Elisabeth Camp
Elisabeth Camp is a professor of philosophy at Rutgers University. Camp's work has focused on forms of thought and speech that do not fit standard propositional models. She has written extensively about figurative speech such as sarcasm and metaphor, arguing that these forms of speech force listeners to reconsider their standard methods of delineating the difference between what is meant and what is said.
Education and career
As an undergraduate, Camp attended the University of Michigan, graduating in 1993 and double-majoring in philosophy and English. After graduating, Camp worked as an educational organizer in Chicago, creating and putting into practice programs designed to help residents of public housing study for their GED's and programs to provide instruction in English as a second language to members of Chicago's Latino community. Camp eventually decided to return to school, and received a doctorate in philosophy from the University of California, Berkeley in 2003. As a graduate student, her advisors were John Searle, Richard Wollheim, and John MacFarlane.After receiving her doctorate, Camp spent several years at Harvard University as part of the Harvard Society of Fellows, before moving to the University of Pennsylvania in 2006 where she was an Assistant and then Associate Professor of Philosophy until 2013. In 2013, Camp accepted a tenured offer from Rutgers University where she is Professor of Philosophy Brian Leiter viewed Camp's move to Rutgers as cementing the reputation of Rutgers' philosophy department as a leader in the fields of philosophy of mind, philosophy of language, and aesthetics.

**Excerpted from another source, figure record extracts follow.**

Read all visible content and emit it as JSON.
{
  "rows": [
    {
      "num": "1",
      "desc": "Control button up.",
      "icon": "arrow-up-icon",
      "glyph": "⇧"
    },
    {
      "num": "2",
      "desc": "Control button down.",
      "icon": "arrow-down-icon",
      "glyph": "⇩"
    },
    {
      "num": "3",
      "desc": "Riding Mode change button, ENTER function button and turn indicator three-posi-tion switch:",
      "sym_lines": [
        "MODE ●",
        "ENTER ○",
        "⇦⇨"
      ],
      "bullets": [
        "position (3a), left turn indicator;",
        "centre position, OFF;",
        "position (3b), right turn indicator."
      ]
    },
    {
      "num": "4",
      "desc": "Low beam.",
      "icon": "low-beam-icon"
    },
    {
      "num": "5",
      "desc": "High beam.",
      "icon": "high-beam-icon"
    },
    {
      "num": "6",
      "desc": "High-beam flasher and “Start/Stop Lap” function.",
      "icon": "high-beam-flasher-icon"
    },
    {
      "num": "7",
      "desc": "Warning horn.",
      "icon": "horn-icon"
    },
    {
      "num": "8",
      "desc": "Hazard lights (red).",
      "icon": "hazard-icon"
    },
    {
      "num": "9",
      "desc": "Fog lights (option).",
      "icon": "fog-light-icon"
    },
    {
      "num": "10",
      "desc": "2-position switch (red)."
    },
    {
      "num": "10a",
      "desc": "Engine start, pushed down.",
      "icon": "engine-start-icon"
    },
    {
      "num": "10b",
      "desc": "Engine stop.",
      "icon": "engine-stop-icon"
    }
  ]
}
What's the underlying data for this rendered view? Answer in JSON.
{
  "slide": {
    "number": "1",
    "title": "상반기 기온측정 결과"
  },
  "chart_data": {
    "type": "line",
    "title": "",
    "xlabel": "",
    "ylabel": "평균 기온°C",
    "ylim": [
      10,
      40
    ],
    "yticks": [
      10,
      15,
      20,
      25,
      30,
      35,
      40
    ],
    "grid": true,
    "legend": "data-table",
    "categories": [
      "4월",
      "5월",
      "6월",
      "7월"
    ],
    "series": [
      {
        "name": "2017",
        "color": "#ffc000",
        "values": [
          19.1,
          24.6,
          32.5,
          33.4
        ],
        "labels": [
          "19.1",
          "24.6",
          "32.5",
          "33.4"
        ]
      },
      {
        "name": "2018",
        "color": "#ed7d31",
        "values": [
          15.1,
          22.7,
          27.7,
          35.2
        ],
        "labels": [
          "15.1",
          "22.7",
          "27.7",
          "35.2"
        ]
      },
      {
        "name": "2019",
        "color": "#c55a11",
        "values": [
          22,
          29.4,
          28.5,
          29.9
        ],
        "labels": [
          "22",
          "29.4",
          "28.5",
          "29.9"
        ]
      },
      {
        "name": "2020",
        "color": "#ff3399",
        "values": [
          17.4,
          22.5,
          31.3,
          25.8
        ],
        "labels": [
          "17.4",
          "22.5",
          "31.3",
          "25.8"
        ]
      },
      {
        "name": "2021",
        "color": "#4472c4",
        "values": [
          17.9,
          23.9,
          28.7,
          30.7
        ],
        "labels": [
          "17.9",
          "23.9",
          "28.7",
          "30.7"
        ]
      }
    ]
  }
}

Besides her academic appointments, Camp is also active in efforts to encourage the participation of women in academic philosophy. Along with Elizabeth Harman and Jill North, Camp initiated and co-organized Athena in Action, a series of workshops aimed at providing mentorship and networking opportunities to graduate student women in philosophy, which met at Princeton in 2014, 2016 and 2018. The workshop continued at Cornell in 2020, and will rotate among locations going forward.